Be Careful What You Stip For: 'Liggett v. Lewitt Realty LLC'
The ruling from New York's highest state court, although straightforward on its face, has important implications for both long-existing settlement agreements and when considering drafting future agreements settling disputes in the context of the Rent Stabilization Law.
September 06, 2024 at 03:14 PM
8 minute read
What You Need to Know
- The NY Court of Appeals has held that a stipulation of settlement entered into by a landlord and future tenant more than two decades ago, to settle a holdover proceeding, was void as against public policy.
- The decision provides a clear warning and guidance that any stipulation of settlement, to be enforceable, must never contain an express waiver of any rights held by tenants under the rent laws.
- The decision invites challenges to any stipulations, no matter how old, that contain express waivers of rights.

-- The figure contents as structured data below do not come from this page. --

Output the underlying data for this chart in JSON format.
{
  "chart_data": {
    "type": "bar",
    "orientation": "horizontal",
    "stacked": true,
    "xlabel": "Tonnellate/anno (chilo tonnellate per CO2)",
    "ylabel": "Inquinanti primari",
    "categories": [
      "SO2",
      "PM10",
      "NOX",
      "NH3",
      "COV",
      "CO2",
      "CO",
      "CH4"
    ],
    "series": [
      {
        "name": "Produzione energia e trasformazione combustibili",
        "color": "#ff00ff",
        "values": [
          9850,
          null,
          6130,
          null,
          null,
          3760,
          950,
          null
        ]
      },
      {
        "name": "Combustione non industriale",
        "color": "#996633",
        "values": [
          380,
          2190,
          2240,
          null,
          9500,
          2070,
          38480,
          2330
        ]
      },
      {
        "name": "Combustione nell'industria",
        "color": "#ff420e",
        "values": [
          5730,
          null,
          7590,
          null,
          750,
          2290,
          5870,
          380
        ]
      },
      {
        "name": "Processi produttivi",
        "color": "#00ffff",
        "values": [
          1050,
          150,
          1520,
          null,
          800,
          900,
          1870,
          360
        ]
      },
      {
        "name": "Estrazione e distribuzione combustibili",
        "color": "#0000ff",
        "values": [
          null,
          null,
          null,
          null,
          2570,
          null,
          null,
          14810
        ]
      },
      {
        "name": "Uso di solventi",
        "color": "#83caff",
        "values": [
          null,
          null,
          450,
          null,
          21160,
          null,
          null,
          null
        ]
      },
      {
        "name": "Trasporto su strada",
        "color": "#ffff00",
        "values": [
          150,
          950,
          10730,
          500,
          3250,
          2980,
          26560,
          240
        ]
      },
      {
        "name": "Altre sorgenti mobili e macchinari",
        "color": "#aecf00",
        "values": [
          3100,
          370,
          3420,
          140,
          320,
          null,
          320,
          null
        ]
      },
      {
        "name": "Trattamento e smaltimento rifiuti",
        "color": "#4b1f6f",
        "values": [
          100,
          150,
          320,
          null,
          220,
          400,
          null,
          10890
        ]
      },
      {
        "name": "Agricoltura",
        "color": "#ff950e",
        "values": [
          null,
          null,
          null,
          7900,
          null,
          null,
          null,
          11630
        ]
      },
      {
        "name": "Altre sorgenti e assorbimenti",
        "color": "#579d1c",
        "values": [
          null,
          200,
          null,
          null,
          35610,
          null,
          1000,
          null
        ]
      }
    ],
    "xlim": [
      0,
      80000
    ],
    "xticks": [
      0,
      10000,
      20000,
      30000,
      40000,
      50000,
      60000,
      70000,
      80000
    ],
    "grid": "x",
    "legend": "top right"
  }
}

In June 2024, the Court of Appeals decided Liggett v. Lewitt Realty LLC, — NY3d –, 2024 NY Slip Op 03378 (2024), reversing the Appellate Division, First Judicial Department, and holding that a so-ordered stipulation of settlement entered into by a landlord and future tenant more than two decades ago, to settle a holdover proceeding in March 2000, was void as against public policy, and therefore could not provide a basis in the 2021 action for the landlord to establish that the subject apartment was properly deregulated from rent stabilization decades earlier. The ruling from New York's highest state court, although straightforward on its face, has important implications for both long-existing settlement agreements and when considering drafting future agreements settling disputes in the context of the Rent Stabilization Law.